Hypoplastic and Hypomineralised Teeth
The term “hypoplastic” means less quantity of enamel, and the term “hypomineralised” means less mineralised tissue. Basically this involves a tooth which is less mineralised therefore more porous. A hypoplastic tooth has reduced amount of enamel so the surface may be rough. Your child may have teeth which have developed in this manner. The most common teeth to be affected are the second primary molars which erupt at the age of 2 1⁄2 years or in the permanent dentition the first permanent molars which erupt at age 6.
Hypoplastic and hypomineralised teeth develop as a result of an event which has occurred during the development of the enamel. There have been over 100+ different sources identified in causing hypoplastic and hypocalcified teeth. Some of these causes include infections (tonsillitis, chest infections, ear infections, acute gastrointestinal infections etc), fevers, convulsions, nutritional imbalances, electrolyte imbalances, measles, chicken pox, hand, foot and mouth diseases, other viral infections, etc, etc.
In some children when these infections or causes occur, the cells which lay down the enamel start to lay down enamel which is less mineralised and more porous therefore giving the appearance of mottled, yellow or white opacities, or the enamel is laid down in very thin sheets. These areas are more prone to breaking and wearing down and rough surfaces will attract plaque and food retention. Ultimately these teeth can become prone to developing decay.
The severity of hypoplasia and hypocalcified teeth varies where some children will have very slight yellow/white flecks and no discomfort, ranging right through to where the entire tooth surface may be affected and the child experiences sensitivity to air and cold substances. The management of these teeth depends on the severity. Each child is different and in mild cases fissure sealants to protect the surfaces on top of the teeth can be applied or restorations. Where over 50% of the surface is involved a crown (stainless steel) may be required to protect the surface until the child is old enough to have a permanent gold or ceramic crown.
In more severe cases a consultation with an orthodontist may be required and a decision to extract the severely affected teeth may be taken. This would allow the developing second permanent molars to take their place. An OPG radiograph is taken by the orthodontist which will show all the new developing permanent teeth and their position. The reason for taking out these severely affected teeth in children is to avoid them from having repetitive dental care (restorations, root canals, crowns) over time on these same weak teeth. If these weak teeth are extracted while the children are growing there is a good chance that the second permanent molars which are developing in the bone behind these affected teeth will drift forward and erupt into their spaces.

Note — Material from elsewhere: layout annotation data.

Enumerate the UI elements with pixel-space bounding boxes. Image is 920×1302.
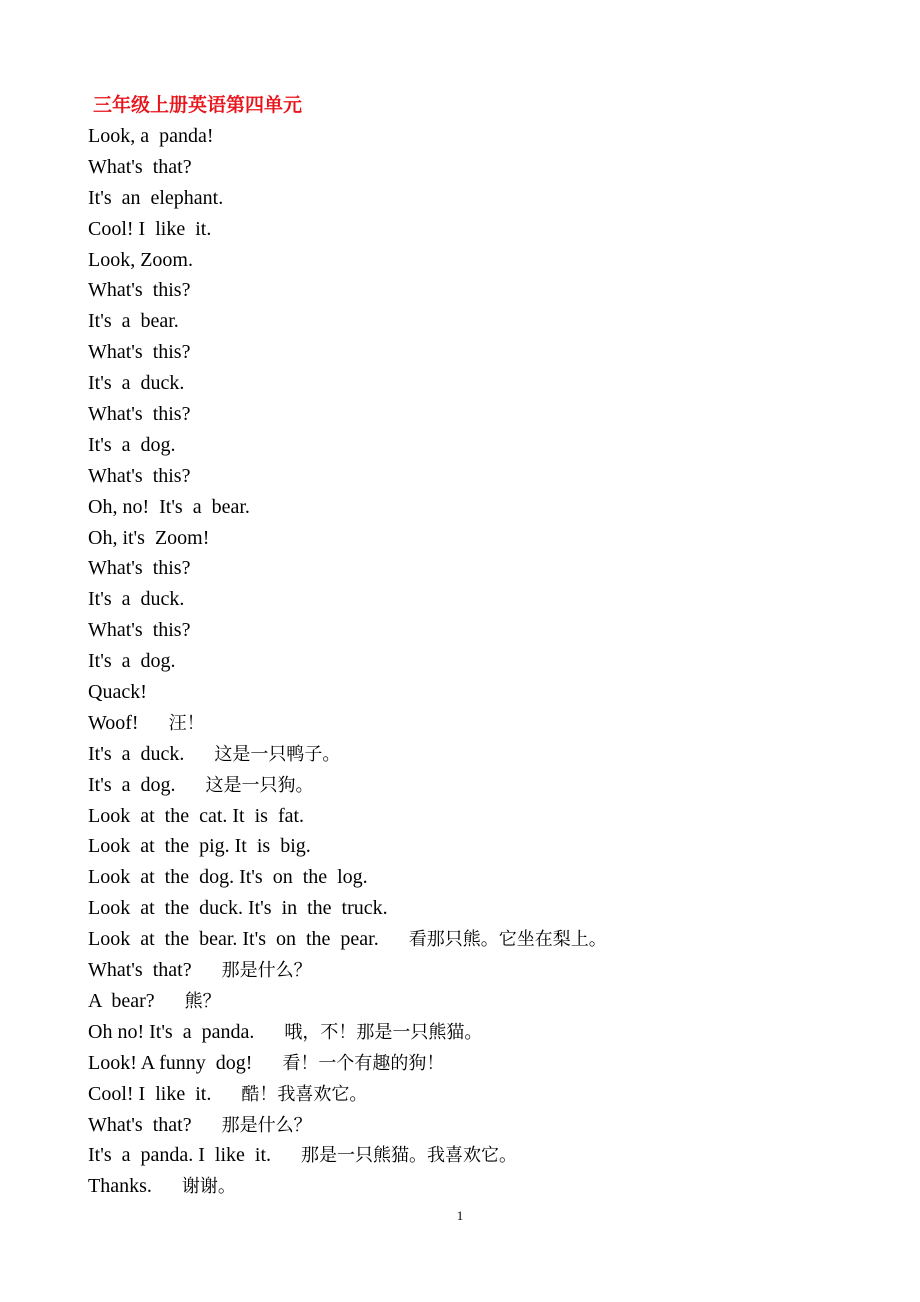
dialogue-line xyxy=(88,924,868,955)
dialogue-line xyxy=(88,893,868,924)
chinese-translation: 谢谢。 xyxy=(181,1176,236,1198)
document-title: 三年级上册英语第四单元 xyxy=(93,94,303,116)
dialogue-line xyxy=(88,183,868,214)
english-text: A bear? xyxy=(88,989,155,1012)
dialogue-line xyxy=(88,121,868,152)
dialogue-line xyxy=(88,986,868,1017)
english-text: It's a dog. xyxy=(88,433,176,456)
dialogue-line xyxy=(88,461,868,492)
english-text: Look! A funny dog! xyxy=(88,1051,253,1074)
english-text: Look, Zoom. xyxy=(88,248,193,271)
english-text: Look at the dog. It's on the log. xyxy=(88,866,368,889)
chinese-translation: 那是一只熊猫。我喜欢它。 xyxy=(301,1145,517,1167)
chinese-translation: 那是什么？ xyxy=(221,960,312,982)
dialogue-line xyxy=(88,1110,868,1141)
english-text: Cool! I like it. xyxy=(88,1082,212,1105)
dialogue-line xyxy=(88,1079,868,1110)
english-text: It's a duck. xyxy=(88,588,185,611)
dialogue-line xyxy=(88,1140,868,1171)
dialogue-line xyxy=(88,337,868,368)
english-text: What's this? xyxy=(88,403,191,426)
dialogue-line xyxy=(88,275,868,306)
english-text: What's this? xyxy=(88,464,191,487)
english-text: What's this? xyxy=(88,341,191,364)
dialogue-line xyxy=(88,708,868,739)
dialogue-line xyxy=(88,523,868,554)
dialogue-line xyxy=(88,831,868,862)
dialogue-line xyxy=(88,1171,868,1202)
dialogue-line xyxy=(88,152,868,183)
english-text: What's this? xyxy=(88,557,191,580)
english-text: Look at the duck. It's in the truck. xyxy=(88,897,388,920)
english-text: Look, a panda! xyxy=(88,125,214,147)
english-text: Oh, no! It's a bear. xyxy=(88,495,250,518)
english-text: Look at the bear. It's on the pear. xyxy=(88,928,379,951)
dialogue-line xyxy=(88,306,868,337)
dialogue-line xyxy=(88,739,868,770)
english-text: It's a duck. xyxy=(88,372,185,395)
chinese-translation: 熊？ xyxy=(184,990,221,1012)
dialogue-line xyxy=(88,1048,868,1079)
chinese-translation: 看！一个有趣的狗！ xyxy=(282,1052,445,1074)
english-text: What's this? xyxy=(88,619,191,642)
chinese-translation: 那是什么？ xyxy=(221,1114,312,1136)
english-text: Oh, it's Zoom! xyxy=(88,526,210,549)
dialogue-line xyxy=(88,1017,868,1048)
chinese-translation: 哦，不！那是一只熊猫。 xyxy=(284,1021,483,1043)
dialogue-line xyxy=(88,770,868,801)
dialogue-line xyxy=(88,399,868,430)
dialogue-lines xyxy=(88,121,868,1202)
english-text: What's this? xyxy=(88,279,191,302)
english-text: It's a duck. xyxy=(88,742,185,765)
english-text: It's a dog. xyxy=(88,773,176,796)
english-text: Thanks. xyxy=(88,1175,152,1198)
dialogue-line xyxy=(88,245,868,276)
dialogue-line xyxy=(88,801,868,832)
chinese-translation: 汪！ xyxy=(168,712,205,734)
english-text: What's that? xyxy=(88,155,192,178)
chinese-translation: 这是一只鸭子。 xyxy=(214,743,341,765)
english-text: Oh no! It's a panda. xyxy=(88,1020,255,1043)
dialogue-line xyxy=(88,677,868,708)
english-text: Cool! I like it. xyxy=(88,217,212,240)
dialogue-line xyxy=(88,553,868,584)
dialogue-line xyxy=(88,862,868,893)
english-text: What's that? xyxy=(88,959,192,982)
chinese-translation: 看那只熊。它坐在梨上。 xyxy=(408,929,607,951)
english-text: Woof! xyxy=(88,711,139,734)
dialogue-line xyxy=(88,955,868,986)
dialogue-line xyxy=(88,584,868,615)
english-text: It's a dog. xyxy=(88,650,176,673)
english-text: Look at the cat. It is fat. xyxy=(88,804,305,827)
english-text: Look at the pig. It is big. xyxy=(88,835,311,858)
english-text: Quack! xyxy=(88,681,147,704)
dialogue-line xyxy=(88,615,868,646)
dialogue-line xyxy=(88,430,868,461)
dialogue-line xyxy=(88,646,868,677)
dialogue-line xyxy=(88,492,868,523)
page-number: 1 xyxy=(456,1208,464,1223)
chinese-translation: 这是一只狗。 xyxy=(205,774,314,796)
english-text: It's a panda. I like it. xyxy=(88,1144,271,1167)
english-text: It's a bear. xyxy=(88,310,179,333)
chinese-translation: 酷！我喜欢它。 xyxy=(241,1083,368,1105)
english-text: It's an elephant. xyxy=(88,186,224,209)
english-text: What's that? xyxy=(88,1113,192,1136)
dialogue-line xyxy=(88,214,868,245)
dialogue-line xyxy=(88,368,868,399)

Figures 1 and 2 show hypomineralised permanent molar teeth for a seven year old girl. The teeth have a yellow color in comparison to her remaining teeth which have white enamel. When drilling into this affected enamel it is similar to drilling into cheese. This hypomineralised enamel is very porous and fissure sealants and fillings do not bond well to it. She experienced multiple restorations from her dental therapist and dentist, which continued to break and fail. An OPG radiograph showed the presence of permanent second molars developing in the bone, so it was decided to extract the affected teeth under a short general anesthetic and allow the second permanent molars to drift forward.
Figures 3 and 4 show hypoplastic second primary molars in a 4 year old boy. The surface is rough, allowing plaque and food to trap readily onto this surface leading to decay. Stainless steel crowns were placed on these teeth.